Problems of educational data ethics

With the continuous integration of technology and education, the problems of educational data ethics have also received extensive attention from relevant researchers, but they have often focused on specific educational technologies or methods. First, some researchers focused on the ethical issues related to the use of video in education (Peters et al., 2021). Peters et al.’s study emphasized the necessity of carefully considering questions caused by videos in education. For example, why is video needed? How can consent and anonymity be achieved?
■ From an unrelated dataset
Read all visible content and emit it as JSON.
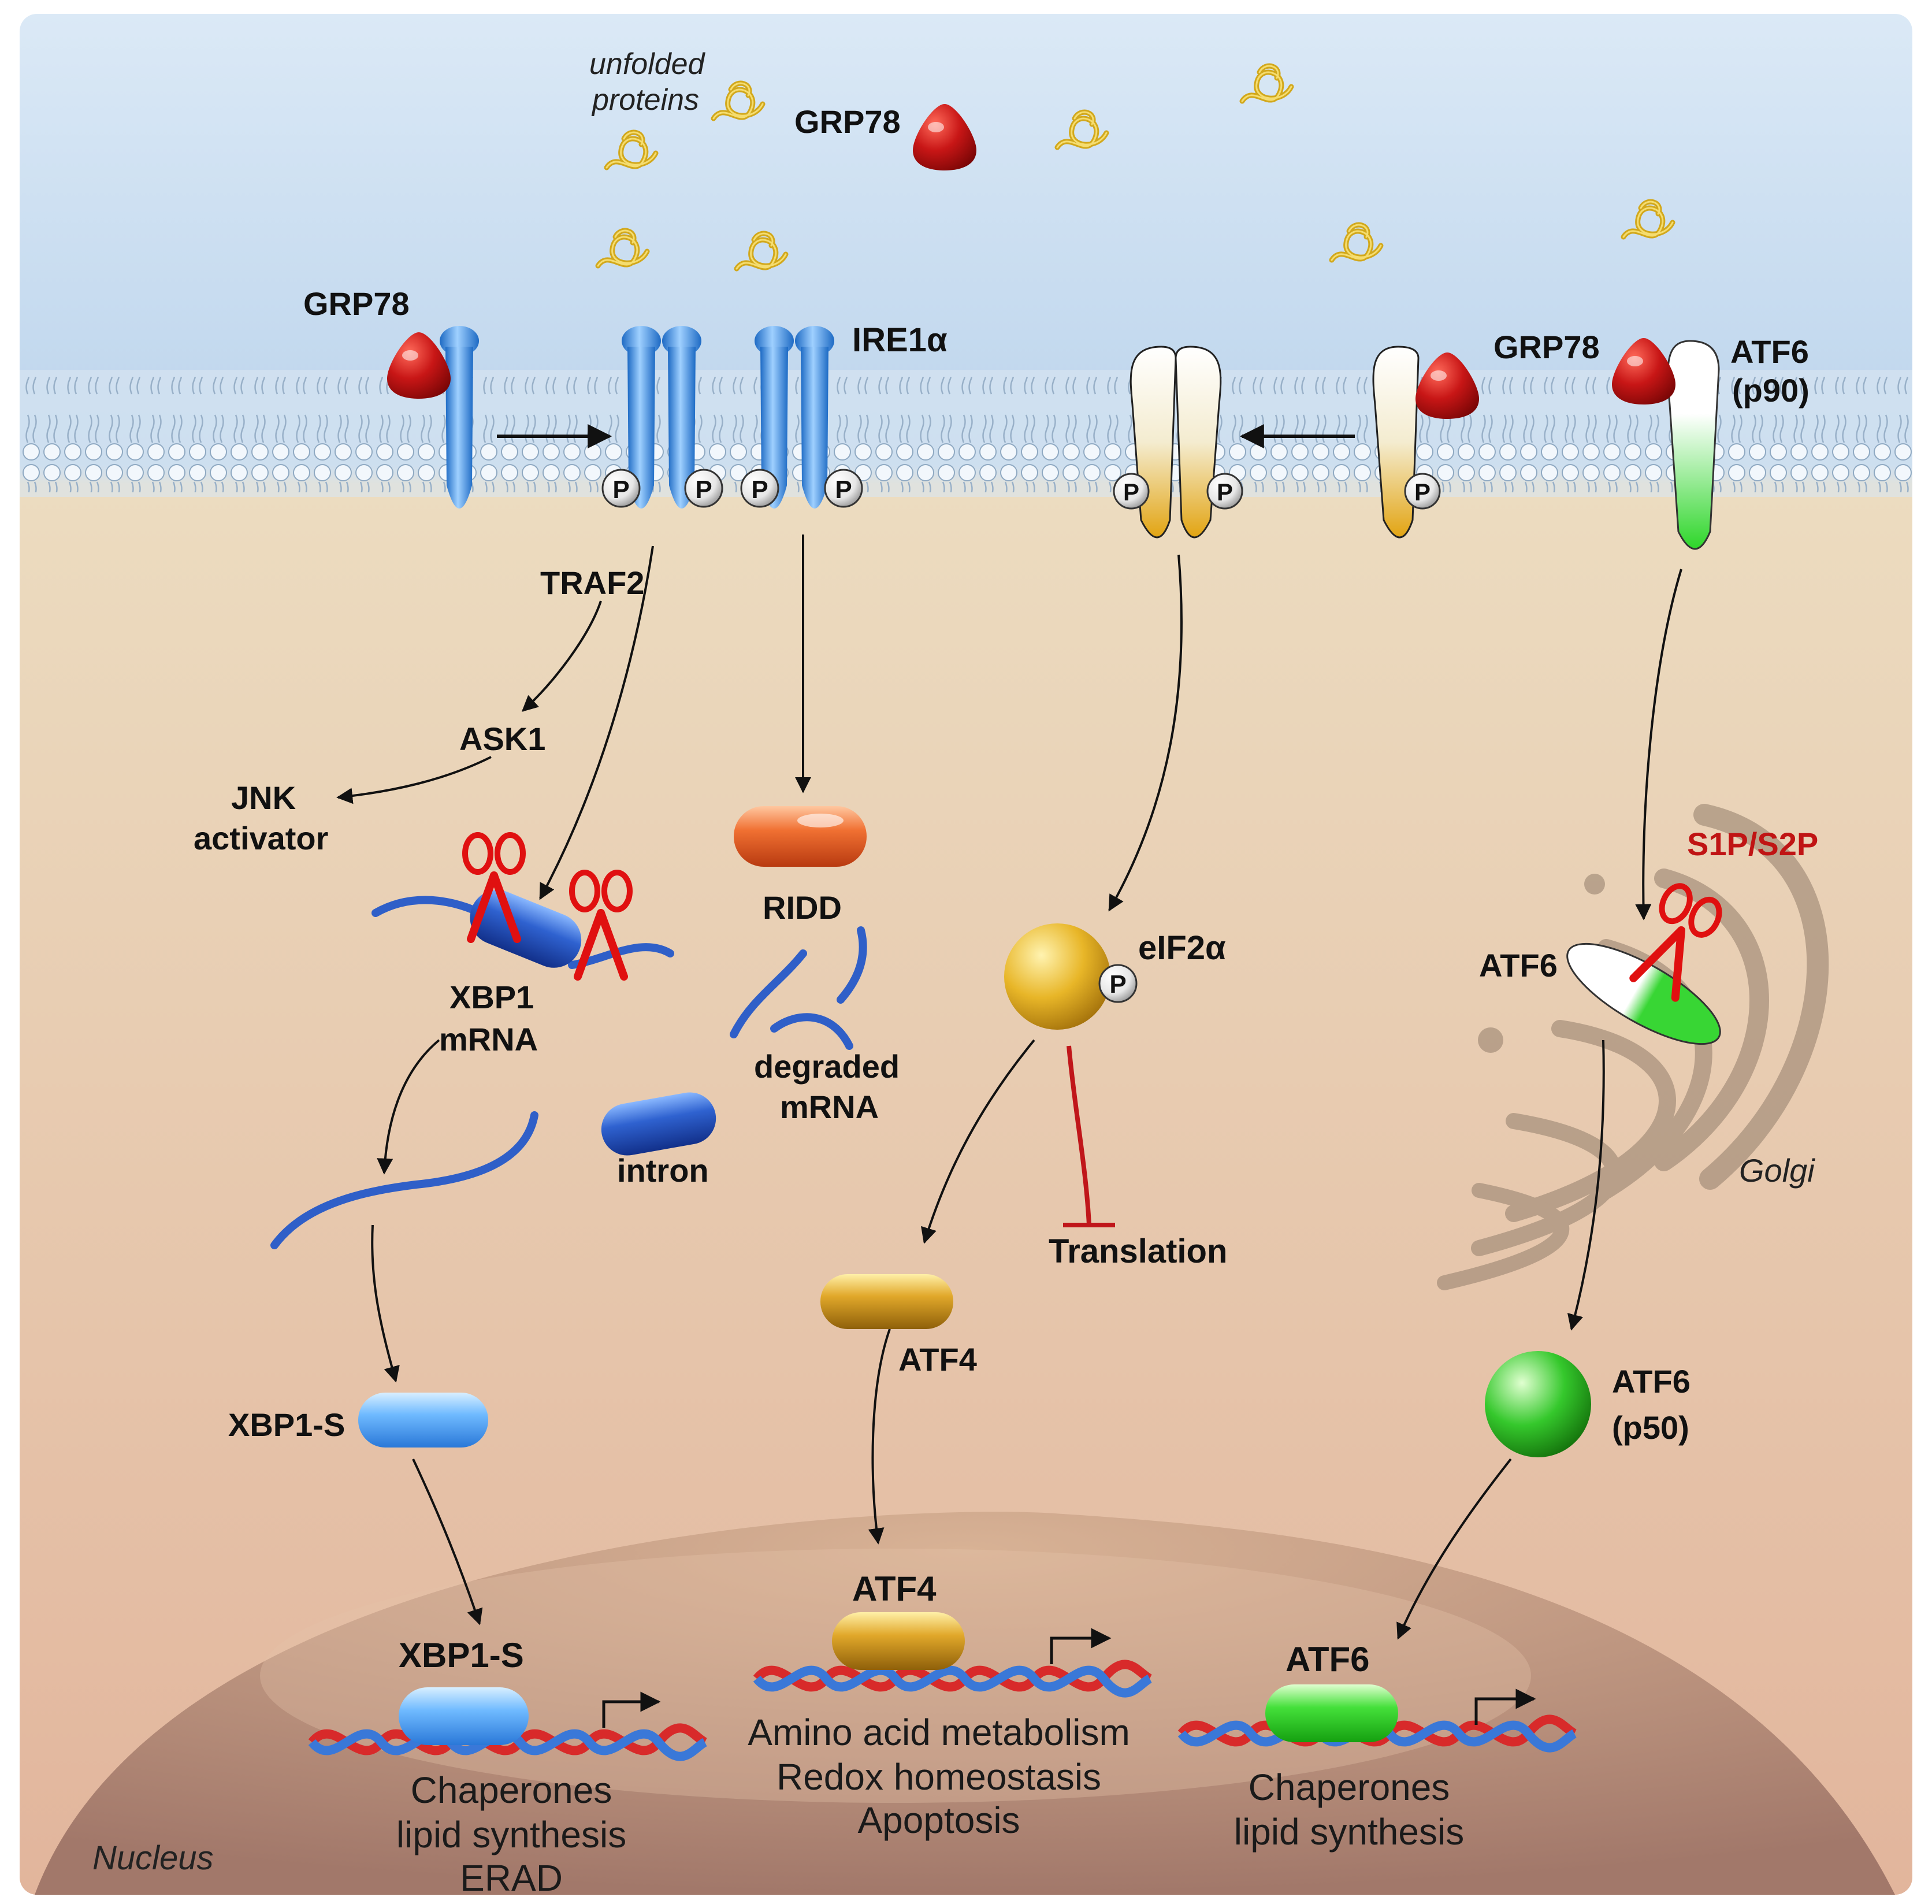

How can the videos be processed to protect data privacy? Second, learning analysis is mainly based on the analysis of digital traces or footprints generated in the learning process, so there are significant issues surrounding data privacy and security, such as the prediction of learning trends (Mathrani et al., 2021). Based on the literature published from 2011–2018, Tzimas and other scholars summarized data ethics problems caused by learning analysis into three aspects: teaching intervention, the contradiction between learners’ needs and privacy and security, and mismatch between technology updates and regulations of laws (Tzimas & Demetriadis, 2021). Third, big data also involves many ethical issues. Baig et al. (2020) literature review of 40 primary studies published from 2014 to 2019 shows that ethics is an important direction of development. Some countries and regions have researched the ethical issues involved in big data as follows. On the one hand, many people do not have an accurate understanding, especially of the predictive ability of big data. On the other hand, stakeholders disregard morality and politics when they use social networks, mobile applications, and other ways to collect and use large amounts of data (Chen & Quan-Haase, 2018). In general, there are many problems with educational data ethics, but most of these studies research educational data ethics about a specific technology combined with education.

Solutions to educational data ethics

In order to solve the problems of educational data ethics, existing researchers often think about solutions to the ethical problem of educational data from different perspectives but lack systematization. From the perspective of educational leaders and researchers, some researchers have explored how to fairly, ethically, and effectively use AI and other technologies in education. It is crucial for all parties to join together to develop strong educational ethics. (Roschelle et al., 2020). Owing to the particularity of China’s political, economic, and cultural background, the central government’s policies play an important role in solving ethical issues of educational data (Knox, 2020). From the perspective of researchers and developers of educational data-related technologies, some researchers have thought about how to realize the protection of educational data ethics. Shum and other researchers explore how developers can avoid or respond to data ethics issues during their work (Shum & Luckin, 2019). Furthermore, from the perspective of educational technology companies, some researchers have focused on the challenges, solutions, and needs regarding data ethics faced by education companies. For example, Kousa and Niemi (2022) claim that research and development of artificial intelligence education products should be preventive, safe, explainable and equal. Similarly, facing the challenges of data ethics caused by artificial intelligence requires the collaboration of multiple stakeholders, including companies, consumers, educational institutions, researchers, funders, and managers. In any case, research on educational data ethics must be learner-centered (Tzimas & Demetriadis, 2021). It is necessary to effectively safeguard data ethics, combine cultural backgrounds, and collaborate with various stakeholders facing different situations. In general, there is an urgent need to form a more systematic educational data ethics solution, focusing on a specific country or context.